The National Bureau of Economic Research (NBER) is widely recognized as the arbiter of starting and ending dates of U.S. recessions. In its website page listing recessions and expansions back through the 1850s, the NBER defines a recession as “…a significant decline in economic activity spread across the economy, lasting more than a few months, normally visible in real GDP, real income, employment, industrial production, and wholesale-retail sales.” A sizeable majority of the Bureau’s Business Cycle Dating Committee is not yet confident the recession that began at the end of 2007 has ended.

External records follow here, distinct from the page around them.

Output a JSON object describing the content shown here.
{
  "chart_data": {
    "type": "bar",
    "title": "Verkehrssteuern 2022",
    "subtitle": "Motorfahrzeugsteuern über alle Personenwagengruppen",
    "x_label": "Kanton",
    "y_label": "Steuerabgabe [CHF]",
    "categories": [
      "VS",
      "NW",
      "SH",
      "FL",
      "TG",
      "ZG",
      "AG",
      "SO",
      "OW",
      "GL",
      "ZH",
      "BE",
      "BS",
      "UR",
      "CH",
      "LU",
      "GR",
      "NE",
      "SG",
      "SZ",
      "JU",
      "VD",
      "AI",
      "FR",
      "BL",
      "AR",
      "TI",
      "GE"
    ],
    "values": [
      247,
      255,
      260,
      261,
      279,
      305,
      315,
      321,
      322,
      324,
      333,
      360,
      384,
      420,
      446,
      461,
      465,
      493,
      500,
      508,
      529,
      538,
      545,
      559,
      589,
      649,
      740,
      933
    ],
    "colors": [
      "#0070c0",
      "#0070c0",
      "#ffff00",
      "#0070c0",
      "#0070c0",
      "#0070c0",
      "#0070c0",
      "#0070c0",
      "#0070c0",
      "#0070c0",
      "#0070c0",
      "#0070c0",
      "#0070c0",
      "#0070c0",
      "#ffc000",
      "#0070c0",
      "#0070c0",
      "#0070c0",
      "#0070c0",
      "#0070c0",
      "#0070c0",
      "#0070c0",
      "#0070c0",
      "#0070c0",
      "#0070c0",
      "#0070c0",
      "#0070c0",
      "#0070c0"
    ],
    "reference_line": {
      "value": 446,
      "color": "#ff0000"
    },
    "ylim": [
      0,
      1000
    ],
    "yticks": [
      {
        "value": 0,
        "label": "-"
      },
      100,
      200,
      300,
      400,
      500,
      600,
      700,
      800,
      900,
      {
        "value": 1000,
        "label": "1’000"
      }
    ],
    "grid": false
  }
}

I am inclined to agree with Robert Gordon and Jeffrey Frankel that the recession probably ended sometime in the second half of 2009. However, the NBER committee’s caution in declaring an end to the recession is understandable. If businesses were confident we are in the midst of an expansion, they would clearly signal this fact with strong and sustained increases in payroll employment. We have not seen such increases yet. As of mid-April, the payroll statistics showed noticeable payroll gains in only one of the previous four months. Since November 2009 private employers have added just 0.06% to their payrolls. New claims for unemployment insurance continue to exceed 450,000 a week. While these statistics will certainly be revised, the revisions may indicate a weaker rather than a stronger labor market.
Currently available statistics on income, output, and consumption indicate the economy has begun to grow again. There is a risk, however, that the rebound is temporary. I think this risk is small, but I am a labor economist and public finance specialist not a macroeconomist. The NBER’s Business Cycle Dating Committee contains some of the nation’s most eminent economic statisticians and macroeconomists. It is hard to think of a more trustworthy panel of experts to make the final determination of when the Great Recession ended.